CARROLLTON — Blake Hurst is a man who has worn many hats throughout his life – farmer, writer, and the 14th Missouri Farm Bureau president.

On Friday at the Rupe Center, Hurst was a guest speaker at the Carroll County Farm Bureau’s general meeting. Hurst opened his remarks by addressing the obvious elephant in the room, the pandemic, which has shaken up plans for everyone — the bureau included.

“I haven’t talked to anybody about a date, a meeting, a conversation where one of us says ‘unless something changes’ because it continues to change from day to day,” Hurst says. “So we just do the best we can. I guess farming is a pretty good preparation for that because the weather changes every day and dictates what we do day to day. Clearly right now the virus is dictating what everyone does from day to day.”

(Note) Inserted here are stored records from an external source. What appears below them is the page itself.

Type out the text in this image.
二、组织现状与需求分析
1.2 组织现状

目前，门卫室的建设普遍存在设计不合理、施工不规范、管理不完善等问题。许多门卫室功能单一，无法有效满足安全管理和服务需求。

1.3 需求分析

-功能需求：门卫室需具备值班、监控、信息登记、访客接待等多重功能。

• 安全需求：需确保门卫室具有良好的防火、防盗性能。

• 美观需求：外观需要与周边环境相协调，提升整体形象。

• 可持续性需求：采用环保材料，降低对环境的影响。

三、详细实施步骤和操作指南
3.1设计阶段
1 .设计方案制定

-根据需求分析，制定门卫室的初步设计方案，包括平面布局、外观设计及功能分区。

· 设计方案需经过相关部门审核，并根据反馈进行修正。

Just hours before the meeting, the Missouri State Fair announced that the fair would be reduced to a youth livestock show. The Missouri Farm Bureau has a building on the fairgrounds where they host and sponsor many events with the agriculture community and state legislators. Despite the loss of these events, Hurst respects the decisions that had to be made.

“All those things are gone, and we’ll miss opportunities,” Hurst says. “But having said all that, the situation has changed since the decision to have the fair and I think the governor and the other people responsible for those decisions have taken those changes into account and made a responsible decision.”

Hurst took the time to discuss policy and trade relations in the United State. Speaking on behalf of the bureau, he is impressed with trade deals in the country right now, such as the new U.S.-Mexico-Canada deal that went into effect on July 1.

“As there always will be there’s still conflicts between the three countries but its good news that we have some certainty for the next few years,” Hurst says. “Trade with Mexico and Canada have by in large been really good for Missouri farmers and we’re glad that’s going to continue.”

Another victory the farm bureau is celebrating is the expansion of broadband in rural Missouri. The state recently passed a bill granting rural areas funding for expansion. This is an effort that has been a priority for the farm bureau for years now, and the pandemic heightened the need for expansion.

“We had a statewide meeting here about two years ago which we really emphasized and brought in people from all over the state and lots of people are working on it and lots of people are concerned about it but I like to think that meeting kicked off and renewed efforts here in Missouri. It has been a priority of ours for several years and will continue to be so.”

Hurst acknowledges how these times have been difficult and unpredictable for Missouri farmers. The most important message Hurst wants to relay to farmers is that they are listening and paying attention to farmers while trying to help solve their problems to the best of their ability.

“A consistent message of mine is ‘this too shall pass’ —  it will get better,” Hurst says. “But we’re in it now and I expect that we’ll be in it for a while.”